According to Kim Kinnaird, director of Halifax Mortgages, the annual decline "largely reflects a comparison with strong house prices this time last year, as the market continued to be buoyant heading into the summer".
“Property prices have now fallen by about £3,000 over the last 12 months and are down around £7,500 from the peak in August," said Ms Kinnaird. “But prices are still £5,000 up since the end of last year, and £25,000 above the level of two years ago.
“As expected, the brief upturn we saw in the housing market in the first quarter of this year has faded, with the impact of higher interest rates gradually feeding through to household budgets, and in particular those with fixed-rate mortgage deals coming to an end.
“With consumer price inflation remaining stubbornly high, markets are pricing in several more rate rises that would take (the Bank of England) base rate above 5% for the first time since the start of 2008. Those expectations have led fixed mortgage rates to start rising again across the market.
“This will inevitably impact confidence in the housing market as both buyers and sellers adjust their expectations, and latest industry figures for both mortgage approvals and completed transactions show demand is cooling.
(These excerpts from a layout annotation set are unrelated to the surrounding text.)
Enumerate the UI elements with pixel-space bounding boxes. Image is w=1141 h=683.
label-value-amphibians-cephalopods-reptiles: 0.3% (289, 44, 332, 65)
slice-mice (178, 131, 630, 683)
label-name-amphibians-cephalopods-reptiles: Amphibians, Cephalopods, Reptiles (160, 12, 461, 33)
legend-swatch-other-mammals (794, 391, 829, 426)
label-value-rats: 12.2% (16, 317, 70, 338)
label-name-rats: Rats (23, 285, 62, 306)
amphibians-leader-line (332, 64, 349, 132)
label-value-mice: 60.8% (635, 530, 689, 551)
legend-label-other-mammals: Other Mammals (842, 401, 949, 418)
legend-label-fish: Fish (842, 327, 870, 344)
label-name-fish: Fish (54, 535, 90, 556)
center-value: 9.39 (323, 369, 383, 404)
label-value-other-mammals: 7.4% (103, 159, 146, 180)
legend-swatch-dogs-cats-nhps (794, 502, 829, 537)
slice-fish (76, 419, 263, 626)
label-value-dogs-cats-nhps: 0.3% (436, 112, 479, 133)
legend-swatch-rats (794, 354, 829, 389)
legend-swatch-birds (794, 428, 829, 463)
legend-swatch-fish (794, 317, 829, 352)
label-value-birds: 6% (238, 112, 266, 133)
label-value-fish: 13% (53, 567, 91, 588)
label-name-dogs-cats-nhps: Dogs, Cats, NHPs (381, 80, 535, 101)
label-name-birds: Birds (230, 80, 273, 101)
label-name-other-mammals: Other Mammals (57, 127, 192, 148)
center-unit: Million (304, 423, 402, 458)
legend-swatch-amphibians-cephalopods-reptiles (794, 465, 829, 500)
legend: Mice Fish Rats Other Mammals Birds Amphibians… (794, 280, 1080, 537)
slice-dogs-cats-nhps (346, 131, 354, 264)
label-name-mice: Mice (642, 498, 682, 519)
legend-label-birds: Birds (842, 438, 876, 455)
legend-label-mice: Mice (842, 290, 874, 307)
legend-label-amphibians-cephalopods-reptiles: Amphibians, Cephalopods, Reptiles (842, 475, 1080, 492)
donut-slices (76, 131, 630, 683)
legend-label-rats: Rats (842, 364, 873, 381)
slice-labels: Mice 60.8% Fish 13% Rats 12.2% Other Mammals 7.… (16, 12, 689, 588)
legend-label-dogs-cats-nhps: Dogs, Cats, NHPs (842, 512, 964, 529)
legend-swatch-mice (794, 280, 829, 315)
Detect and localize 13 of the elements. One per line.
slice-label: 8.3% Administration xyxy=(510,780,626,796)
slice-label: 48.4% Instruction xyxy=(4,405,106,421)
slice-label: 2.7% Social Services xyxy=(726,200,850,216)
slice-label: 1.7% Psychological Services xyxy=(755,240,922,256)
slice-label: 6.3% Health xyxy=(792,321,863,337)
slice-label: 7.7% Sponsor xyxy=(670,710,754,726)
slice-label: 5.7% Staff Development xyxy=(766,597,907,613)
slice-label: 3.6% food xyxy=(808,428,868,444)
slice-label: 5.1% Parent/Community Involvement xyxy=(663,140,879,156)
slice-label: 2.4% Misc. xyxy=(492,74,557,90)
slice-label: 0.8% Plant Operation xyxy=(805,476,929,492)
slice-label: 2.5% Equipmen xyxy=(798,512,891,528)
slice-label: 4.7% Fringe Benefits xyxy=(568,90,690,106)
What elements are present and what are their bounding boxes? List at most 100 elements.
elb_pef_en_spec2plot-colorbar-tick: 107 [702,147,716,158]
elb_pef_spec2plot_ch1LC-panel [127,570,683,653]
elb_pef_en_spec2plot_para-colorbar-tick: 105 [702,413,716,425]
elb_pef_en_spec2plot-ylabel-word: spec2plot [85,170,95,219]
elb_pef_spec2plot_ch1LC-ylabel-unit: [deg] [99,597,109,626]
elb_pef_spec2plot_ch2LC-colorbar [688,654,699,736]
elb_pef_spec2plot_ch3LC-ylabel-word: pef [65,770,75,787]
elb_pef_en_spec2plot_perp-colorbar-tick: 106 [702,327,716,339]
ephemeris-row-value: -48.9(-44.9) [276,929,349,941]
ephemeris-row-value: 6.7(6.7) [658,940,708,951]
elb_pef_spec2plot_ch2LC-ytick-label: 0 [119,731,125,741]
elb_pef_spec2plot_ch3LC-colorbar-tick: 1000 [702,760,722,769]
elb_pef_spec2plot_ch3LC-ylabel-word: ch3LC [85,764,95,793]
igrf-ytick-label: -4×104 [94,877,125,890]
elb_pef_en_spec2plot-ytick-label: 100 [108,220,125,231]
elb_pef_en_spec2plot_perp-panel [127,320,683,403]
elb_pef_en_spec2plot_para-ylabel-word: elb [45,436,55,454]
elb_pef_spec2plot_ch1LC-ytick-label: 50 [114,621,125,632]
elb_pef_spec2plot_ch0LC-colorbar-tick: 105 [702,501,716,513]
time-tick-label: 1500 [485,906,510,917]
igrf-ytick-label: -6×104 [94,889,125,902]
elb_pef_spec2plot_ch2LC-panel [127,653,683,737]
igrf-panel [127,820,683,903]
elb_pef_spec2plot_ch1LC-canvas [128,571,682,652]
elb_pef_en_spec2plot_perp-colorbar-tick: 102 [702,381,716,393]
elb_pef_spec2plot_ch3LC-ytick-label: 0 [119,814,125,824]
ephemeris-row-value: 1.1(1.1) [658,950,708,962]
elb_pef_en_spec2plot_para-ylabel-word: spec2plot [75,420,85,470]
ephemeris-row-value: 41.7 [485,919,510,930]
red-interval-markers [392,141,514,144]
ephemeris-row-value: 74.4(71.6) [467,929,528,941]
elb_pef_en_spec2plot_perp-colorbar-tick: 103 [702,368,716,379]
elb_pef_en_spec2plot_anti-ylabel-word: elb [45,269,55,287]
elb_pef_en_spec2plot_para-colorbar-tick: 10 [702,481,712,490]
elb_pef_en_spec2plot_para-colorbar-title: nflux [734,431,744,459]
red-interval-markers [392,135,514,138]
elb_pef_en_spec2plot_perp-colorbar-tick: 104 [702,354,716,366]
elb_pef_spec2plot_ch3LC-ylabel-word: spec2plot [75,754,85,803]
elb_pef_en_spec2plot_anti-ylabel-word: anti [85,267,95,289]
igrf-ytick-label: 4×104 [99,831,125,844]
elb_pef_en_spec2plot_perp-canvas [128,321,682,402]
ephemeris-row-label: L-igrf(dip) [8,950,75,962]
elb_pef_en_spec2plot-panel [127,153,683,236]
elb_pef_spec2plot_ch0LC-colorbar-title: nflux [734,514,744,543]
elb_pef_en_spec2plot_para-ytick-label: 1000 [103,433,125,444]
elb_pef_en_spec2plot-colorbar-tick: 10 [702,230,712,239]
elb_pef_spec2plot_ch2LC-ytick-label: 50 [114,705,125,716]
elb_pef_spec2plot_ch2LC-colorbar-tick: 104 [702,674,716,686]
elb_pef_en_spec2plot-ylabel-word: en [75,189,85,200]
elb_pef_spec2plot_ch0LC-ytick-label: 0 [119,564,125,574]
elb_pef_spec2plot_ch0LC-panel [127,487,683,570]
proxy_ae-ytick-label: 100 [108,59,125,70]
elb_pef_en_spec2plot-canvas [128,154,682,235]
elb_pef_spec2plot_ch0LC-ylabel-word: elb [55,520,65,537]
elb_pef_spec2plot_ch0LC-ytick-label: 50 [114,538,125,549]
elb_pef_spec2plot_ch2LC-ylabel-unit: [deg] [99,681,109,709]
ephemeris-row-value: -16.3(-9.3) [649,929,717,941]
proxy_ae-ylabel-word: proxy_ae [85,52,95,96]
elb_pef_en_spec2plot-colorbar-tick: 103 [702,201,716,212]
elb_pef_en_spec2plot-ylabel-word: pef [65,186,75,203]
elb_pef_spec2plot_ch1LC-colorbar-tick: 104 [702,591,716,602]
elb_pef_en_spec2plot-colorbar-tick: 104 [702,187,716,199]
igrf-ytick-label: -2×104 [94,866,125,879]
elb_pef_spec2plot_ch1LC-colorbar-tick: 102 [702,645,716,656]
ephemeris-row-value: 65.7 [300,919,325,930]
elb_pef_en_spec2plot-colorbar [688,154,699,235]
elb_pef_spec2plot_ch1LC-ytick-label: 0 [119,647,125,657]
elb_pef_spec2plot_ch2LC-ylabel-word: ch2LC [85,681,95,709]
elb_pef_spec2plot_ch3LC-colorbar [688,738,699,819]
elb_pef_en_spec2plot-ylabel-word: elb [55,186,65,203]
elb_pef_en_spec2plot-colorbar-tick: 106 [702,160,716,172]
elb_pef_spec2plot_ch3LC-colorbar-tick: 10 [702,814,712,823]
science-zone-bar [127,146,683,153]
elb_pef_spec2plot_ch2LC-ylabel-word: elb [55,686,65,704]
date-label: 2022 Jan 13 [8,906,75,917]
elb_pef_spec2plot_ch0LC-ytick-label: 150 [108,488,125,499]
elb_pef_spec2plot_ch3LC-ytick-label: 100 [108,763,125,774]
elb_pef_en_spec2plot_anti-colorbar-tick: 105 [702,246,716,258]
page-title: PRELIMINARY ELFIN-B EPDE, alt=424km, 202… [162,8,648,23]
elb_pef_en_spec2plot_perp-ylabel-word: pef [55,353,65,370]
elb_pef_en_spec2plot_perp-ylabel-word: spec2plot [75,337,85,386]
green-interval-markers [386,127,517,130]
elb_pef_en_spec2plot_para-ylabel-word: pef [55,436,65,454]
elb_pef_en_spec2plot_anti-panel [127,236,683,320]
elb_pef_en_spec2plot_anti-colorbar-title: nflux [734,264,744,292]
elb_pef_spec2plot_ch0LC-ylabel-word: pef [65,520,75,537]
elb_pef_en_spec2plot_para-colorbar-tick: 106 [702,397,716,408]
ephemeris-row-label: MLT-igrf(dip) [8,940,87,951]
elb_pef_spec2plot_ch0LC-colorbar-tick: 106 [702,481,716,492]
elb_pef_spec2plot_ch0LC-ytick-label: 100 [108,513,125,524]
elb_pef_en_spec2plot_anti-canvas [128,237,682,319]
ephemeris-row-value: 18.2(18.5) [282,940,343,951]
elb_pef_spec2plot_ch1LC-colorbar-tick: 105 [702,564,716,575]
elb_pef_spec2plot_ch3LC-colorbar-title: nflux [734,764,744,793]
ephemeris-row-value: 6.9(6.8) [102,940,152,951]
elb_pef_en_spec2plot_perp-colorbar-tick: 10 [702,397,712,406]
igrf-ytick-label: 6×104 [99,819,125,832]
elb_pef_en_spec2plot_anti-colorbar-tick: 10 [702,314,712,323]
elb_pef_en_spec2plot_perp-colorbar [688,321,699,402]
Therefore further downward pressure on house prices is still expected.”
Her comments come after HMRC data showed the number of UK property sales increased 1.3% month-on-month to 89,560 in March 2023. On a quarterly basis, sales are 10.2% down on the volumes being seen between October and December last year and 18.9% below the level of activity being seen in the first quarter of 2022.
What’s happening to house prices in the UK nations and regions?
House prices across the UK have been edging lower compared to last year over recent months. In part, this is because of 2022’s record prices and rapid growth, which the housing market would have struggled to match even without Liz Truss’s Mini Budget.
Several UK nations and regions now have lower prices than they did in the three months to May 2022. The South East is leading the descent, with prices now 1.6% down on last year’s comparable figures. Eastern Midlands (-1.0%), Greater London (-1.2%) and the South West (-1.4%) have also recorded declines. Halifax says this reflects the impact of higher mortgage costs, given these areas tend to be the most expensive in the country.
At the other end of the scale, the West Midlands (+2.7%), Yorkshire and Humber (+2.3%) continue to see prices climb. However, their average prices are still well below those of London and the South East. Northern Ireland (+1.6%), Scotland (+1.3%) and Wales (+1.1%) are also continuing to register increases.